In sum, the weight of the scientific and clinical evidence set forth by Petitioner does not support Petitioner's assertion that the HPV vaccination was the cause-in-fact of Petitioner's RA. Even if the theory set forth by Petitioner satisfied the first prong of the Althen test, Petitioner failed to satisfy the second prong of the Althen test, that this vaccination did cause Petitioner's injury, and the temporal relationship between vaccine and injury is simply too attenuated to satisfy the third prong of the Althen test. To be entitled to compensation under the Program, Petitioner must satisfy all three prongs of Althen. Petitioner has not done so in this case.
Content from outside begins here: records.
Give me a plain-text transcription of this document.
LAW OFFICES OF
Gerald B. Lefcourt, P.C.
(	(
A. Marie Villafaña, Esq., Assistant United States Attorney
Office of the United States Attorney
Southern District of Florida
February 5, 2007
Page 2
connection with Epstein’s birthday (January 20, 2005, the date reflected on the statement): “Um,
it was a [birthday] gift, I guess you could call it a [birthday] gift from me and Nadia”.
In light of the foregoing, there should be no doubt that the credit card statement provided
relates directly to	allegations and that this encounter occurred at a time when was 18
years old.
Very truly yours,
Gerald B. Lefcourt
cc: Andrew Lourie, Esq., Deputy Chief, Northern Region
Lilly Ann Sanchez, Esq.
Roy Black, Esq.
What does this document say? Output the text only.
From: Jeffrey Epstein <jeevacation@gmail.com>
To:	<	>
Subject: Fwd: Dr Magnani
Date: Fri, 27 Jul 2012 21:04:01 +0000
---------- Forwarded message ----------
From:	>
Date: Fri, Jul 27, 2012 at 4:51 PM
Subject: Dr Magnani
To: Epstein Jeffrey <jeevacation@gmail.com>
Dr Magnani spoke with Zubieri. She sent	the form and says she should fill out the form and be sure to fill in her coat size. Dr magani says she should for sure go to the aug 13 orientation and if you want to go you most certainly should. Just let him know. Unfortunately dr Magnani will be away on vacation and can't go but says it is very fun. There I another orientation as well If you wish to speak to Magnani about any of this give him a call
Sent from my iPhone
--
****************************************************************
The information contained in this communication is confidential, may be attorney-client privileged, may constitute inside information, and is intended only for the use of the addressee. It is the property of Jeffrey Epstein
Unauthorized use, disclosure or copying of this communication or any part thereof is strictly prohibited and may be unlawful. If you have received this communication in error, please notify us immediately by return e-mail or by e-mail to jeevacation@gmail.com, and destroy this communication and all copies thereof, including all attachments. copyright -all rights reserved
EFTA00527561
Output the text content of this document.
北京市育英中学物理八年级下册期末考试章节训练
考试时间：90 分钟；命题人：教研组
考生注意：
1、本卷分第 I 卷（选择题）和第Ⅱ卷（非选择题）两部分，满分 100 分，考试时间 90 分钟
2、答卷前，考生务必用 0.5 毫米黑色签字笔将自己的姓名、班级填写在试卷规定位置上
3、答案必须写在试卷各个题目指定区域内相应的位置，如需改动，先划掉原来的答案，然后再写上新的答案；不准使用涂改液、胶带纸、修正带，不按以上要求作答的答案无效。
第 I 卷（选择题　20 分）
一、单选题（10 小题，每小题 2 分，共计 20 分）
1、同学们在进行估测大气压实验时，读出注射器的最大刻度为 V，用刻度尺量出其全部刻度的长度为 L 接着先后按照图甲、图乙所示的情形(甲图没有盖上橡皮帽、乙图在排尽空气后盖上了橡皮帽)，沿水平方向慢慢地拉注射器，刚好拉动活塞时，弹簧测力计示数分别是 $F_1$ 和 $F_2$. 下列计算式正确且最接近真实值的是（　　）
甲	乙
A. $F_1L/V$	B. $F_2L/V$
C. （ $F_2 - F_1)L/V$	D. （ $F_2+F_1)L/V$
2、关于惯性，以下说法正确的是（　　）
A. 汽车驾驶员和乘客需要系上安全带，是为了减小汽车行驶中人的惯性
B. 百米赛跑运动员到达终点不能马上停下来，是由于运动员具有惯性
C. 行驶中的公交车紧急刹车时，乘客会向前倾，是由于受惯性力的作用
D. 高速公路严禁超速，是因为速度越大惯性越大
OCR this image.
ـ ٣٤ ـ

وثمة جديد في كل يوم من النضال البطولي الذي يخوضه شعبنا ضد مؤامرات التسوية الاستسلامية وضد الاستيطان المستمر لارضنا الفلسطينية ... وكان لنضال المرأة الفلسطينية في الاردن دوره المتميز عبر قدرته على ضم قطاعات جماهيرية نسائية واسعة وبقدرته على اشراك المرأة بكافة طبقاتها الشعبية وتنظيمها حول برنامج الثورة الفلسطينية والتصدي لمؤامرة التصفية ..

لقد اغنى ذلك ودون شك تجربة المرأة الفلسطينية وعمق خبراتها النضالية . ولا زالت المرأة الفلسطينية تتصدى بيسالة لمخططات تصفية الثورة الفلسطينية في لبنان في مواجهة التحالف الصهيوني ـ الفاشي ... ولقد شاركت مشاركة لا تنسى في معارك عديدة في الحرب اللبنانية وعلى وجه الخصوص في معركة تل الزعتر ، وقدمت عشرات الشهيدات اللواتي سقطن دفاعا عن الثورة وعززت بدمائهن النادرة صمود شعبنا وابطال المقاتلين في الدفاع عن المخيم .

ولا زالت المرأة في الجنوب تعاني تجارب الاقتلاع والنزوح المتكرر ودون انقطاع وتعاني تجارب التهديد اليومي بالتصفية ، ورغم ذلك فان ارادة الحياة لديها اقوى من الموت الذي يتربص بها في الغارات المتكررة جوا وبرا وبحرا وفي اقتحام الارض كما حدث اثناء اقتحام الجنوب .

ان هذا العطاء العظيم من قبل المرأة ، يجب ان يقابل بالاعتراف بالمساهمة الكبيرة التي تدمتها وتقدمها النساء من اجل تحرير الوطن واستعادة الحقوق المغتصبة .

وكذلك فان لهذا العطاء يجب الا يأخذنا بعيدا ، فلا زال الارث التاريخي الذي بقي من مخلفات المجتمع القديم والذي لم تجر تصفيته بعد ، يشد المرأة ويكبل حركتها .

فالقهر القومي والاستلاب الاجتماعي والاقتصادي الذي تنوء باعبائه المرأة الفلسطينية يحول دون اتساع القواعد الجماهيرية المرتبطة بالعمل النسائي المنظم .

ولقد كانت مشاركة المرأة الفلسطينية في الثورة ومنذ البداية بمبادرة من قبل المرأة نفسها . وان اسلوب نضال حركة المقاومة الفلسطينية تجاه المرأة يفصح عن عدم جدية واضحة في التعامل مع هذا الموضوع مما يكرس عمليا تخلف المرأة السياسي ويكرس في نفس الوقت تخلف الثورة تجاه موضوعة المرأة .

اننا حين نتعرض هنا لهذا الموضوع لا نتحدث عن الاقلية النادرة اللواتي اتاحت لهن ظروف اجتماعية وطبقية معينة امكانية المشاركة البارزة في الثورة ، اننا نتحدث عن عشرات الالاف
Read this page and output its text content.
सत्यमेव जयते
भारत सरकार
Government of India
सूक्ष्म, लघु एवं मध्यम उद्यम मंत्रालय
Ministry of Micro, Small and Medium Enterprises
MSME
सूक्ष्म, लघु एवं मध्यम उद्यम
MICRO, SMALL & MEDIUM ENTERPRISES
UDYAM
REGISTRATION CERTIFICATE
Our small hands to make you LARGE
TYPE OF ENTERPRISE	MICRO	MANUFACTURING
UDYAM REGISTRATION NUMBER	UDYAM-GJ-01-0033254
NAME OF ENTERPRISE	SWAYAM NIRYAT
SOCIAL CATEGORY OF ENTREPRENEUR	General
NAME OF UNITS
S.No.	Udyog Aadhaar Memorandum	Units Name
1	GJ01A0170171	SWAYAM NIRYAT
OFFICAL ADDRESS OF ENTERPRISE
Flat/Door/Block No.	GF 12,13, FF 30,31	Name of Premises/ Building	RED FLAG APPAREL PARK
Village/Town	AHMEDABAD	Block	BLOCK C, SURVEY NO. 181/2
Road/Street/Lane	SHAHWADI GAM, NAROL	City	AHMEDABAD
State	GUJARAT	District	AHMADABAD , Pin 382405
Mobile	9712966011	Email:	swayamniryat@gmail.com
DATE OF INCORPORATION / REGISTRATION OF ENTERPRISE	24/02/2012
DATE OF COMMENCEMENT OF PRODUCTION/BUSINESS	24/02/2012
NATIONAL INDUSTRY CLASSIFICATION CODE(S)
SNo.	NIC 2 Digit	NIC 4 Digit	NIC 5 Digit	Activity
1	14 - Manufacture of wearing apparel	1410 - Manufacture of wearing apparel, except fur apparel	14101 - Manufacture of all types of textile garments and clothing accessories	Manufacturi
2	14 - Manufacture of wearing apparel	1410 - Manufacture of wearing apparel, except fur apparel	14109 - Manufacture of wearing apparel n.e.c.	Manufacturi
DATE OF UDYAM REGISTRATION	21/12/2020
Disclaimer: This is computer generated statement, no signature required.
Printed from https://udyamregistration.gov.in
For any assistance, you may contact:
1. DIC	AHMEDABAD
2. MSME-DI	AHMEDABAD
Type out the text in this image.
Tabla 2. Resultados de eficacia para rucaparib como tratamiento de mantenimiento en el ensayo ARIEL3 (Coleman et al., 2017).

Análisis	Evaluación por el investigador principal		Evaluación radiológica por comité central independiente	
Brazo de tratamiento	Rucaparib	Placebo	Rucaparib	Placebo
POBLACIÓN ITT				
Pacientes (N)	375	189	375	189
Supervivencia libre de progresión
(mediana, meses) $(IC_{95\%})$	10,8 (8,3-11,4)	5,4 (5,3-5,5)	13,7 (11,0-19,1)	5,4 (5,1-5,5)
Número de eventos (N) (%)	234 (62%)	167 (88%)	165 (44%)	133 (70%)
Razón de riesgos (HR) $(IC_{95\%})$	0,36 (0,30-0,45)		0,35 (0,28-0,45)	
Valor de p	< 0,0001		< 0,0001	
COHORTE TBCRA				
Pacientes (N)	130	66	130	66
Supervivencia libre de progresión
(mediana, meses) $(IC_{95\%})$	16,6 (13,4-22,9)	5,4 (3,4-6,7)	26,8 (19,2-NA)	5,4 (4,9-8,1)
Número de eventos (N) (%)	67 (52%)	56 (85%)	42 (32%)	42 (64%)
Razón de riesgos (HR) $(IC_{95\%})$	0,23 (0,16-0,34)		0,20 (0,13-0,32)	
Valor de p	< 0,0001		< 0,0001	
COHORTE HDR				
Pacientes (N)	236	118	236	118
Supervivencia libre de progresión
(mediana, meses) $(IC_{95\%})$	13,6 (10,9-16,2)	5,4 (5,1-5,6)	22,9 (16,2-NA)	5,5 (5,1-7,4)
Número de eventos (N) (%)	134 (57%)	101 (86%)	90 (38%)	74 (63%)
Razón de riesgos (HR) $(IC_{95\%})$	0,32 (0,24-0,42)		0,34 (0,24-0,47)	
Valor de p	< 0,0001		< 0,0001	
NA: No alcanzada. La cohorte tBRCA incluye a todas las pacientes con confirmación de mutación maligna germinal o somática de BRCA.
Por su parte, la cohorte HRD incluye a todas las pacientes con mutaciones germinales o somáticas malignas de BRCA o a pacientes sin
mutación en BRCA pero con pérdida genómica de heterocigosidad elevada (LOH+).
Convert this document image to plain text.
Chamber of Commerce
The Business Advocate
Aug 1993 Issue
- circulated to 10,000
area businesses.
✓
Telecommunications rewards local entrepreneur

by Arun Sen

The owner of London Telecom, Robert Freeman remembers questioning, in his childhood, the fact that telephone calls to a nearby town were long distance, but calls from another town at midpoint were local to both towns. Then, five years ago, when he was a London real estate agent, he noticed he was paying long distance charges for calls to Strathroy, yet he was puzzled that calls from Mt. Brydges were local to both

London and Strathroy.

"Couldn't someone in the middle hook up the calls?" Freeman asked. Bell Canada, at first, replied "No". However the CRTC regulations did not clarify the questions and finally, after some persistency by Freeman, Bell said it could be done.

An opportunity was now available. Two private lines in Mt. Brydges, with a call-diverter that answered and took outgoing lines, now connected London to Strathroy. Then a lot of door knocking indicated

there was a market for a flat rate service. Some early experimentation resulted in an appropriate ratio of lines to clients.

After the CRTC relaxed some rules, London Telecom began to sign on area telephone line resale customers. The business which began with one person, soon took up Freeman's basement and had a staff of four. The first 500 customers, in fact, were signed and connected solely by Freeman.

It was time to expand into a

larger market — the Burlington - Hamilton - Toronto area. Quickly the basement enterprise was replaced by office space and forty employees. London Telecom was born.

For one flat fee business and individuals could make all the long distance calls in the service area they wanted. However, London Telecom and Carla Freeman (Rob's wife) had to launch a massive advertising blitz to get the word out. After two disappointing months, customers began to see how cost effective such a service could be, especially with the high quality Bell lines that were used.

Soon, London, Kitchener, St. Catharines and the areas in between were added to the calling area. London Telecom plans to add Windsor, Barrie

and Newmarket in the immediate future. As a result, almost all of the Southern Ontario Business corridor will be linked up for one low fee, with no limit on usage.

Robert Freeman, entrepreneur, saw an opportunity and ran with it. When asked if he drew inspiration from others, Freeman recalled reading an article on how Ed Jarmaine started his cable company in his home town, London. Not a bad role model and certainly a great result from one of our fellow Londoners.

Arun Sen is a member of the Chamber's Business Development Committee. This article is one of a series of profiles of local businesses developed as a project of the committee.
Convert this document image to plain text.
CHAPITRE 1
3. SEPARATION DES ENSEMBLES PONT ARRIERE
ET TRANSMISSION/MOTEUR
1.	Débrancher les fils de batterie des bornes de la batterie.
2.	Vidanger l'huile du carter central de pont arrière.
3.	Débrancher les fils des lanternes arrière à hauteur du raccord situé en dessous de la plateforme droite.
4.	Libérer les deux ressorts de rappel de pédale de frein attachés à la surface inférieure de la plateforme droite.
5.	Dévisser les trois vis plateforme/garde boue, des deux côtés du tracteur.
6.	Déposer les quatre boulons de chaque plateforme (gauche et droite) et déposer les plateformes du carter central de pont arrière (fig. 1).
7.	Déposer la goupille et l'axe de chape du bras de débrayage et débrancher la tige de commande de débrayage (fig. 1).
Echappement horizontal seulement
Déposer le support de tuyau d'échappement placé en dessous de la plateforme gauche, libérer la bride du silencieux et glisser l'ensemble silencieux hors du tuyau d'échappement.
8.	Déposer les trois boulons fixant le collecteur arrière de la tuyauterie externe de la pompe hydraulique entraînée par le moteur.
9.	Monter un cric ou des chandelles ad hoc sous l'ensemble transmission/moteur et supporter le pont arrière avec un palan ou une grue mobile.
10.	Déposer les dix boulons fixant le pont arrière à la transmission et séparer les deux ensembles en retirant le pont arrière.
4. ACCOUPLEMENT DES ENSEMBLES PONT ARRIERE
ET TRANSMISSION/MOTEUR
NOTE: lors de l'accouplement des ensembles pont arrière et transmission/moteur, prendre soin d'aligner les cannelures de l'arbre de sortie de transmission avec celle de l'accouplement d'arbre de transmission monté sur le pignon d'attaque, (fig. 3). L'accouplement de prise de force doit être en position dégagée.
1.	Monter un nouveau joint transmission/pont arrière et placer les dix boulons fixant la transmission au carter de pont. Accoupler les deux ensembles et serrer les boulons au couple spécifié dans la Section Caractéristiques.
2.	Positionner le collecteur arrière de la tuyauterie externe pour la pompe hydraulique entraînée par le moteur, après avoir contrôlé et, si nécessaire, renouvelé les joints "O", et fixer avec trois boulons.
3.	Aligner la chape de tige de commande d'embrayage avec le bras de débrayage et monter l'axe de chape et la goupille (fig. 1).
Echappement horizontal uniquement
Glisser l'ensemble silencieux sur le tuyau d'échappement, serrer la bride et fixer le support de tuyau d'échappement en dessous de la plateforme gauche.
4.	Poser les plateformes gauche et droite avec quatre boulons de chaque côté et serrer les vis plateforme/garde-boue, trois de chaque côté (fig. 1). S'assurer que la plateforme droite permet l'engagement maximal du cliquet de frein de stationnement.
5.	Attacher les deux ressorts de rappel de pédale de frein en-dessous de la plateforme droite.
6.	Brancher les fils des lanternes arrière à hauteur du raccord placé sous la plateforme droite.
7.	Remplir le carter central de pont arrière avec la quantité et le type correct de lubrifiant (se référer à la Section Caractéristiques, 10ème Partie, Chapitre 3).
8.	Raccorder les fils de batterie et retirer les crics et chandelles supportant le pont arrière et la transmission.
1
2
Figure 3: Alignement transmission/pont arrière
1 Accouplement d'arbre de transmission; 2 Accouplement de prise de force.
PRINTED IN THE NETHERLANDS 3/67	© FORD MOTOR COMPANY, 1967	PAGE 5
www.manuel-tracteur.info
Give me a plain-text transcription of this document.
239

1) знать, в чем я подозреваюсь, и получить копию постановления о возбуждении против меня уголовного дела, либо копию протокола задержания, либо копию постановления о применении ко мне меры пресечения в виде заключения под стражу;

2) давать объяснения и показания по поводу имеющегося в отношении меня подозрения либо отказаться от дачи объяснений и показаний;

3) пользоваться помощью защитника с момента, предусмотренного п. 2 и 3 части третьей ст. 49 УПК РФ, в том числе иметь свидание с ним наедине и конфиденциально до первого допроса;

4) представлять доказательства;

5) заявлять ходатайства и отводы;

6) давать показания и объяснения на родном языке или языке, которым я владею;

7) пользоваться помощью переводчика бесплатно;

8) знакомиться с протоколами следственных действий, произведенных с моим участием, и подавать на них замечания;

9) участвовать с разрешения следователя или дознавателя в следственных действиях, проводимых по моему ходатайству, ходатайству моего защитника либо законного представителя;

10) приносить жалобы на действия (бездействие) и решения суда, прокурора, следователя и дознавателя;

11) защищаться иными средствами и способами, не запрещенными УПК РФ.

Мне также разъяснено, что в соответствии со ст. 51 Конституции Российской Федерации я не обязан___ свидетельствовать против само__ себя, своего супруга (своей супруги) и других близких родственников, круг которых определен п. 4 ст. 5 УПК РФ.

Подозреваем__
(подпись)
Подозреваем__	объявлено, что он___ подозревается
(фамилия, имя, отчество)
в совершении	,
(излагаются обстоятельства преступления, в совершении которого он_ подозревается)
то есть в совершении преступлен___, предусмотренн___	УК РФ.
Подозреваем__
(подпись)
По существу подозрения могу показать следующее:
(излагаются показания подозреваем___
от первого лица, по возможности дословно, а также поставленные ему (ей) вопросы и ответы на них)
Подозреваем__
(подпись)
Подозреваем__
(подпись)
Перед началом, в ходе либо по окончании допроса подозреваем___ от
The undersigned is sympathetic to the fact that Petitioner suffers from RA. However, under the law, the undersigned can authorize compensation only if a medical condition or injury either falls within one of the "Table Injury" categories, or is shown by medical records or a competent medical opinion to be vaccine-caused. No such proof exists in the record. Therefore, the undersigned has no choice but to hereby DENY this claim. The Clerk shall enter judgment in accord with this decision.